Wirtschaftsbilanz Corona: Welche Firmen es trifft

Wirtschaftsbilanz Corona: Welche Firmen es trifft

Von Nikola Noske

Viele Unternehmen veröffentlichen in dieser Woche ihre Quartalszahlen. Dabei zeigt sich, welche Branchen besonders unter Corona leiden – und welche profitieren.

Avion kompanije TUIfly

Der deutsche Inlandstourismus erholt sich langsam von der Coronakrise, die Zahl der Hotelübernachtungen steigt wieder. Aber für die Reisebranche ist das ist ein Tropfen auf dem heißen Stein. Das zeigt der Blick auf die aktuellen Geschäftszahlen des weltweit größten Tourismusanbieter Tui.
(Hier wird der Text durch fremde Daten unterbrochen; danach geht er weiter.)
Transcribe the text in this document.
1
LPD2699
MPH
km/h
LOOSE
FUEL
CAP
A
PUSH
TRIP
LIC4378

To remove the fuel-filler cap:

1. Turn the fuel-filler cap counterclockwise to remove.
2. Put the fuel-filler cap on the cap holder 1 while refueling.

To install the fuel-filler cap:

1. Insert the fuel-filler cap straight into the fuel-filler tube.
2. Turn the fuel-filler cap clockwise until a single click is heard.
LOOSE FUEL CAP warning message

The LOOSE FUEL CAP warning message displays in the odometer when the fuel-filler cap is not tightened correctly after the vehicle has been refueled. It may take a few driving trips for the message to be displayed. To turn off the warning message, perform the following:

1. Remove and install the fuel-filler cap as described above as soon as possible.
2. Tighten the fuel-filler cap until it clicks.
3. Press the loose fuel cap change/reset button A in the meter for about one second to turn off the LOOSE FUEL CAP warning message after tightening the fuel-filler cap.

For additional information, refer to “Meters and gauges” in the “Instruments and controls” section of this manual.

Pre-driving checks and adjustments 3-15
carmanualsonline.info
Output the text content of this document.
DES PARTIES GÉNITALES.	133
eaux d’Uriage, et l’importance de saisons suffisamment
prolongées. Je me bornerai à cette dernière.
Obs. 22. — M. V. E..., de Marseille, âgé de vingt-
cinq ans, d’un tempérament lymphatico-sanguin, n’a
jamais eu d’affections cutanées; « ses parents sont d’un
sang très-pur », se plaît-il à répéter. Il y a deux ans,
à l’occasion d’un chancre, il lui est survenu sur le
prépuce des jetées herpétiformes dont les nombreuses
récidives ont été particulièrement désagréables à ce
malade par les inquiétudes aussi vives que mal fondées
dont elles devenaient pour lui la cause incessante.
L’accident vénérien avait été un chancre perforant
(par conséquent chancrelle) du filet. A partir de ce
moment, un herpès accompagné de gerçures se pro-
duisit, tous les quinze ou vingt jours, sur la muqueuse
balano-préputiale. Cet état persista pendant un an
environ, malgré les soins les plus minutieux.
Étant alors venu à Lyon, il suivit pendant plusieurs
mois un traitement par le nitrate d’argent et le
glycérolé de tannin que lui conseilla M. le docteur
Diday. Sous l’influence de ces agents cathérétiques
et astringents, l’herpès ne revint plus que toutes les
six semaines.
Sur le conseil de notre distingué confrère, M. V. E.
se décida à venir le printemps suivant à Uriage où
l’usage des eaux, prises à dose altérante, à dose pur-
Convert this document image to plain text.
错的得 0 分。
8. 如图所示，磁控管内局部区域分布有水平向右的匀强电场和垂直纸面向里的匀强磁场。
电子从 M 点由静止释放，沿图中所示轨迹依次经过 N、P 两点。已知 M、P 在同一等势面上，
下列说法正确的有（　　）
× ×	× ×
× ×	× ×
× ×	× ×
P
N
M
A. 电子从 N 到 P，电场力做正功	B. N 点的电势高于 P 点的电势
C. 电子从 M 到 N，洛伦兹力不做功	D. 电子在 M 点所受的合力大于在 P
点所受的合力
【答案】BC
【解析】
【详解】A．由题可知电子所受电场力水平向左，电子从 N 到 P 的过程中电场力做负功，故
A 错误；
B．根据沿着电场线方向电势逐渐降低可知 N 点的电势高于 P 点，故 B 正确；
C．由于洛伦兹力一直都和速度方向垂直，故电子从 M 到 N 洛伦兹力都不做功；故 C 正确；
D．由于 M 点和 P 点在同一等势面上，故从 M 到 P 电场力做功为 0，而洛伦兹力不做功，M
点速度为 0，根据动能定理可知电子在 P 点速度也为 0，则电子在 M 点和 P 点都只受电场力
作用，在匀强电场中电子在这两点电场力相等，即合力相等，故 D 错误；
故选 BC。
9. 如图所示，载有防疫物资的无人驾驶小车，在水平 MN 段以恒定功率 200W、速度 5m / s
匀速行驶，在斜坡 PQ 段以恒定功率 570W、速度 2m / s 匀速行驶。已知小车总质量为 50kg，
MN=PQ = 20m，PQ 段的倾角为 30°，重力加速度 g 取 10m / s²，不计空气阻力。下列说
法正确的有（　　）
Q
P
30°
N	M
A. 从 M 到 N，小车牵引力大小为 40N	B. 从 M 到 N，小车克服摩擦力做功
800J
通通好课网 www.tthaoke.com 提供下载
Auf 1,45 Milliarden Euro belaufen sich die Verluste von Tui von April bis Juni. Das liegt vor allem daran, dass wegen des Lockdowns von Mitte März bis Mitte Juni kaum Reisen stattfinden konnten. Erst gestern kam die Meldung, dass Tui weitere 1,2 Milliarden Euro Staatshilfen benötigt.

Hohe Verluste in der Stahlindustrie

Mechaniker arbeitet an einem Autoteil

Schwer getroffen ist auch die Stahlindustrie. Tiefrote Zahlen präsentierte heute der größte deutsche Stahlhersteller Thyssenkrupp – mit einem Verlust von 700 Millionen Euro im abgelaufenen Quartal. Schon vor der Krise hatte die Branche zu kämpfen – wegen des Rückgangs der Nachfrage aus der Autoindustrie. Durch Corona kam die Nachfrage dann nahezu zum Erliegen, weil Autofabriken und auch viele Zulieferer ihre Produktionsstätten geschlossen hatten.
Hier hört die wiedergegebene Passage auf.